Pavo turned to the rock pile and the breath stilled in his lungs; the blizzard changed direction once again and, like a huge white curtain being drawn back, the might of the Carpates was revealed, the rock pile lying at the base of the great mountains. And there, right where Sura’s gaze was trained, was a craggy corridor that led through the mountains. On either side, a pair of armoured Goths stood like inhuman sentinels on the face of the rock, tucked into nooks to shelter from the storm, shivering in their cloaks.
‘The road to Dardarus!’ Pavo whispered, his words carried away by the storm.
He turned to Sura, nodding towards the fifty. ‘Get them against the rock face. We cannot be sighted!’
The gates of Dardarus swung closed. Gallus, Felix and Salvian cantered through the snow and across the great plain alongside a cart laden with flax and an old man leading a line of donkeys. The crop fields they passed by were deserted, unworkable under the thick blanket of snow. The sky had clouded over, grey and bulging in places. A dark portent of a fresh snowstorm if ever there was one.
They had circled for what felt like an eternity near the gates, waiting on an opportunity to slip out with another party. Gallus had been sure he felt eyes watching them suspiciously when they finally tagged onto the trail of the flax cart. Now outside he wanted with all his heart to heel his mount into a gallop.

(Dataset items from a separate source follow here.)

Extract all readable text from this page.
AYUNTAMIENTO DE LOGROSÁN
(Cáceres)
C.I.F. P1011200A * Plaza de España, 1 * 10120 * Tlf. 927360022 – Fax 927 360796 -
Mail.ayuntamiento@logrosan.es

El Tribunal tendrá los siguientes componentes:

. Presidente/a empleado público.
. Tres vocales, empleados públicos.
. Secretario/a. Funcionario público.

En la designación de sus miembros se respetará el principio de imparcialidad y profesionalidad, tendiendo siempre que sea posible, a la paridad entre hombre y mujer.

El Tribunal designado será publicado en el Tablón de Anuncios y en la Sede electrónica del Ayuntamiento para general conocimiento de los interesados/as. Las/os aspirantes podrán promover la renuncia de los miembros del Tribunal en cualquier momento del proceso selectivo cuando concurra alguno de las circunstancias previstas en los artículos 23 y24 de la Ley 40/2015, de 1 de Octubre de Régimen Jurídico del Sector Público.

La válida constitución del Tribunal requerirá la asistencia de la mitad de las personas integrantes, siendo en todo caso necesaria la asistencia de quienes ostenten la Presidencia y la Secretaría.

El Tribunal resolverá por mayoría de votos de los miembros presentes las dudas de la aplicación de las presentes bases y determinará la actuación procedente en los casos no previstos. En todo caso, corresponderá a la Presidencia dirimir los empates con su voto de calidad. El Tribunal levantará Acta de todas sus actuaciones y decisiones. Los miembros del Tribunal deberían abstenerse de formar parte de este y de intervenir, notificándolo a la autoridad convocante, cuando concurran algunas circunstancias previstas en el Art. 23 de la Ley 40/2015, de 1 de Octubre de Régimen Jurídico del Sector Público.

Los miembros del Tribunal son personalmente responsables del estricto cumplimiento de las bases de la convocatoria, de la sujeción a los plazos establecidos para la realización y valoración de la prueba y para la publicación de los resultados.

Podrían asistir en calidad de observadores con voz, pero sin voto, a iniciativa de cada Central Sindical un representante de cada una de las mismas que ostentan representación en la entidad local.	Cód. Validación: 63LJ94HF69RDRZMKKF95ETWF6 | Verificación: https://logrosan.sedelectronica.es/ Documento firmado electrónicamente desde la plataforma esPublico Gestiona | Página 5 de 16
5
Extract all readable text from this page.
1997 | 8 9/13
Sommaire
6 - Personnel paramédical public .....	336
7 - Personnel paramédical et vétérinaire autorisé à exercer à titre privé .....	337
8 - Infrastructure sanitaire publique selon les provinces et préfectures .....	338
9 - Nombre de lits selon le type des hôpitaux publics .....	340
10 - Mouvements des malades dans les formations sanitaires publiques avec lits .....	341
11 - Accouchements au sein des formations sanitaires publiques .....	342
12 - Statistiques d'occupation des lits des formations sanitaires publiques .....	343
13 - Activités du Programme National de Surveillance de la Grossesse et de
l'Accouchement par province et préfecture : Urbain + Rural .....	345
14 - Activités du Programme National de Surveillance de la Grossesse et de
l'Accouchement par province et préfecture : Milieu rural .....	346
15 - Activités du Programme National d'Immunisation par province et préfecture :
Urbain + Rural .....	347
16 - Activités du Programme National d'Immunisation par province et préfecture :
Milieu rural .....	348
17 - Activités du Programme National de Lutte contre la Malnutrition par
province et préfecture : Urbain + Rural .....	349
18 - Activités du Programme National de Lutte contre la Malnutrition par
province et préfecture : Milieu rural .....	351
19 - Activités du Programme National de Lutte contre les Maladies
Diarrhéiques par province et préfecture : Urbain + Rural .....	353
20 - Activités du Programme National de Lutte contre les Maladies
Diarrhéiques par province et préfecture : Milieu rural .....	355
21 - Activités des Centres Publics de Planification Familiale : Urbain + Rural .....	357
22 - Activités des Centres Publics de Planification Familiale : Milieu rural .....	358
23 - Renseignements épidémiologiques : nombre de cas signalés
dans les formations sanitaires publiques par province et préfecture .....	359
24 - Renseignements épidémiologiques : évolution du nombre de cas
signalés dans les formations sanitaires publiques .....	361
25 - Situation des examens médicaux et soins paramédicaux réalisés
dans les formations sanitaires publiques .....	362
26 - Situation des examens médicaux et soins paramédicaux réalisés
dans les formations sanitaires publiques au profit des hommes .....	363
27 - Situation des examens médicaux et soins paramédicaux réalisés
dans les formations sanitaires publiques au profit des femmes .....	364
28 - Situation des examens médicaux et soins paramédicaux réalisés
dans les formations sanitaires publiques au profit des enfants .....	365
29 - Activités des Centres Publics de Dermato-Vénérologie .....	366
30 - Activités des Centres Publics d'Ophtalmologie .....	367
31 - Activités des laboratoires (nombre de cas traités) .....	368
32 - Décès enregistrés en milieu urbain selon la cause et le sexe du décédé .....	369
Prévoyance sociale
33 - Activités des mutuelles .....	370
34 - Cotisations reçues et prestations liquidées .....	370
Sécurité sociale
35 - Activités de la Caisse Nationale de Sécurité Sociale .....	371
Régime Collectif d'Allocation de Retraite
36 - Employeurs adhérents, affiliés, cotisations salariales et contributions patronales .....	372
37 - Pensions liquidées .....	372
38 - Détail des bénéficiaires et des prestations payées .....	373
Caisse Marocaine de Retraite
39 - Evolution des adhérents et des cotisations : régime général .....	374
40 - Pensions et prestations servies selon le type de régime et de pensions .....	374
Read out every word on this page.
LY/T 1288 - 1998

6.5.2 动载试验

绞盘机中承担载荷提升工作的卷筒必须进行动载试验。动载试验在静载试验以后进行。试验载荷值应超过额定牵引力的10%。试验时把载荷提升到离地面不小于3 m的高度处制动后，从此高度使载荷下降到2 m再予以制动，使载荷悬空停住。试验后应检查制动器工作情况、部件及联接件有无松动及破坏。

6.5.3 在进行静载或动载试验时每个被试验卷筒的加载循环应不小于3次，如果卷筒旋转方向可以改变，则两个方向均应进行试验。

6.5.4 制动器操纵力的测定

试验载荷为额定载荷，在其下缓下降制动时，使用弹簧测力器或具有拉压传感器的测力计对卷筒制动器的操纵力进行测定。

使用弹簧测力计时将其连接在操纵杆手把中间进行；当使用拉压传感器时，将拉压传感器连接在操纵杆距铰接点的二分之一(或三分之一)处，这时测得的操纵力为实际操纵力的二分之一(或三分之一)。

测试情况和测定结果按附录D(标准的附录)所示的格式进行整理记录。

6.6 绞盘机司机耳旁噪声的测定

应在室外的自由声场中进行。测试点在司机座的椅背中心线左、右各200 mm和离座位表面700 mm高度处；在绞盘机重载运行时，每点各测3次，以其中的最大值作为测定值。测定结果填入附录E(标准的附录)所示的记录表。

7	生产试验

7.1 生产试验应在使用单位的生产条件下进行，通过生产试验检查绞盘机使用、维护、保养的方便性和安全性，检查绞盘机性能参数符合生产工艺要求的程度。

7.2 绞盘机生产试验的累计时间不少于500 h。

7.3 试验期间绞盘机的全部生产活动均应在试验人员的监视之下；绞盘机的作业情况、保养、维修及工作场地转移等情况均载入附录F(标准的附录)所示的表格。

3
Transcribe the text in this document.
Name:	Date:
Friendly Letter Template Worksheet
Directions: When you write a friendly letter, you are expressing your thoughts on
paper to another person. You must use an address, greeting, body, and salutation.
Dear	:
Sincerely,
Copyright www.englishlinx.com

He looked ahead, to the opening of the rocky pass that would lead them away from Athanaric’s heartland. ‘This cart is headed for the farms. When we reach the mouth of the pass, we will be alone, and we will be challenged,’ he whispered to Salvian, nodding to the two spear-wielding sentries posted halfway up the rock face, guarding this end of the pass.
Salvian’s eyes were already upon the pair. ‘It’s all about perception, Tribunus. Those sentries will see a group of Gothic riders approachi
ng, nothing more.’
Gallus shook his head. ‘Our garb will count for little as soon as they bark at us in their jagged tongue. I speak their language but I sound as Roman as they come; same with Felix.’ Then he turned to Tarquitius. ‘Senator?’
Tarquitius’ face was blue, his eyelids and nose coated in frost. ‘He . . . he is a shade . . . ‘ Tarquitius mumbled repeatedly.
Gallus frowned and looked to Salvian.
Salvian cocked an eyebrow then issued that now familiar half-smile of his. ‘It seems that my mentor is compromised. It is down to me to guide us home.’
They trotted through the snow, knee deep to their mounts in places, and the sky was almost black over the pass. Then the gaze of the two sentries fell upon them and the nearest one barked down a challenge.
Salvian calmly lowered his hood, taking care to ruffle his hair as he did so, pushing his locks out of the neat Roman style he wore them in. When Salvian replied, his accent was in perfect harmony with the sentry’s.